Asset Tagging as a potential ‘Risk Mitigation Tool’

Before diving into the subject of ‘Asset Tagging’ and its purposes as a risk mitigation tool we first need to understand the broader context of potential business risks. Companies in general are consciously aware of the many internal and external threats they could encounter that could harm their business continuity.

RISKS

The real question here is how many companies reviewed and assessed their potential risks and implemented the proper remediation plans and tools to address worst case scenario’s. The figure below illustrates some of the internal and external factors that could impact business continuity.

INTERNAL RISKS | EXTERNAL RISKS

Structured Approach

We want to focus on both the internal and external technological risks from a cybersecurity perspective and how ‘Asset Tagging’ could support companies in better understanding their business process risks when exposed to exploitable cyber security vulnerabilities supporting these processes.

Building a model to determine business process risks involves several steps, including identifying the core business processes, identifying potential risks, assessing their impact and likelihood, and implementing a monitoring and mitigation framework. Here’s a structured approach to create this model.

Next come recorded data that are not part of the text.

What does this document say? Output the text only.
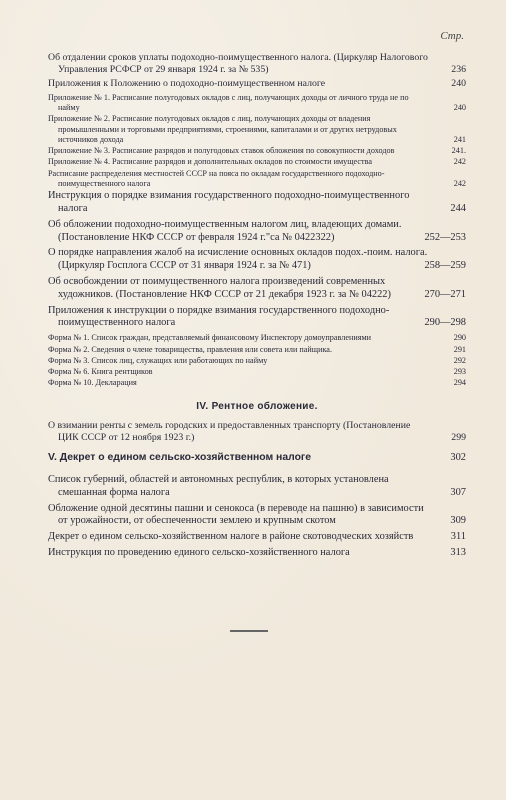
Стр.
Об отдалении сроков уплаты подоходно-поимущественного налога. (Циркуляр Налогового Управления РСФСР от 29 января 1924 г. за № 535)	236
Приложения к Положению о подоходно-поимущественном налоге	240
Приложение № 1. Расписание полугодовых окладов с лиц, получающих доходы от личного труда не по найму	240
Приложение № 2. Расписание полугодовых окладов с лиц, получающих доходы от владения промышленными и торговыми предприятиями, строениями, капиталами и от других нетрудовых источников дохода	241
Приложение № 3. Расписание разрядов и полугодовых ставок обложения по совокупности доходов	241.
Приложение № 4. Расписание разрядов и дополнительных окладов по стоимости имущества	242
Расписание распределения местностей СССР на пояса по окладам государственного подоходно-поимущественного налога	242
Инструкция о порядке взимания государственного подоходно-поимущественного налога	244
Об обложении подоходно-поимущественным налогом лиц, владеющих домами. (Постановление НКФ СССР от февраля 1924 г."са № 0422322)	252—253
О порядке направления жалоб на исчисление основных окладов подох.-поим. налога. (Циркуляр Госплога СССР от 31 января 1924 г. за № 471)	258—259
Об освобождении от поимущественного налога произведений современных художников. (Постановление НКФ СССР от 21 декабря 1923 г. за № 04222)	270—271
Приложения к инструкции о порядке взимания государственного подоходно-поимущественного налога	290—298
Форма № 1. Список граждан, представляемый финансовому Инспектору домоуправлениями	290
Форма № 2. Сведения о члене товарищества, правления или совета или пайщика.	291
Форма № 3. Список лиц, служащих или работающих по найму	292
Форма № 6. Книга рентщиков	293
Форма № 10. Декларация	294
IV. Рентное обложение.
О взимании ренты с земель городских и предоставленных транспорту (Постановление ЦИК СССР от 12 ноября 1923 г.)	299
V. Декрет о едином сельско-хозяйственном налоге	302
Список губерний, областей и автономных республик, в которых установлена смешанная форма налога	307
Обложение одной десятины пашни и сенокоса (в переводе на пашню) в зависимости от урожайности, от обеспеченности землею и крупным скотом	309
Декрет о едином сельско-хозяйственном налоге в районе скотоводческих хозяйств	311
Инструкция по проведению единого сельско-хозяйственного налога	313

With ‘Asset Tagging’ we only focus on the following steps that include:

  • 1

    Identify the core business processes and their owners

  • 2

    Identify the core business process flows for each core business process

  • 3

    Identify all IT, OT & IoT assets supporting these business process flows

  • 4

    Identify per asset in these flows their potential risk based on the combination of probability & impact (rating Low-0 to High-5).

  • 5

    Configure your ASM platform leveraging the asset risks ratings to build your reporting dashboards and to prioritize your patch management tools

  • 6

    Regularly review your core processes and their supporting IT, OT & IoT assets

So ‘Asset Tagging’ is a process to identify for each core business process flow the supporting IT, OT and IoT assets and the overall business process owner(s) (no RACI matrix needed). Each supporting assets risk can then be rated (0 to 5) based on the impact and likelihood ratings (both also 0 to 5). The combined score works through the whole sequence of the business process flows. The figure below illustrates the basic concept.

RISK IDENTIFICATION

Process  Procurement

Risk Supplier Failure

Category Operational

RISK ASSESMENT

Impact 4 (high)

Likelyhood 3 (mid)

Priority High

MITIGATION

Priotorise Procurement

Consent Supplier Failure

Ececute Operational

MONITORING

Vulnerabilities Exploitable on key assets

Frequency Monthly

The figure below illustrates the overall mechanism to inform board members about potential cyber security vulnerabilities that could potentially impact their business process continuity.

Netboss_Internal_Risks_versus_External_Risks_mapping

Asset Tagging is not only a mechanism to inform board members about potential business processes at risk or to enrich the CISO from a SoC perspective – it is really a mechanism to start automating the remediating actions on exposed key asset vulnerabilities to mitigate the overall impact on their business continuity. Asset Tagging helps companies to better understand their business process risks in real-time.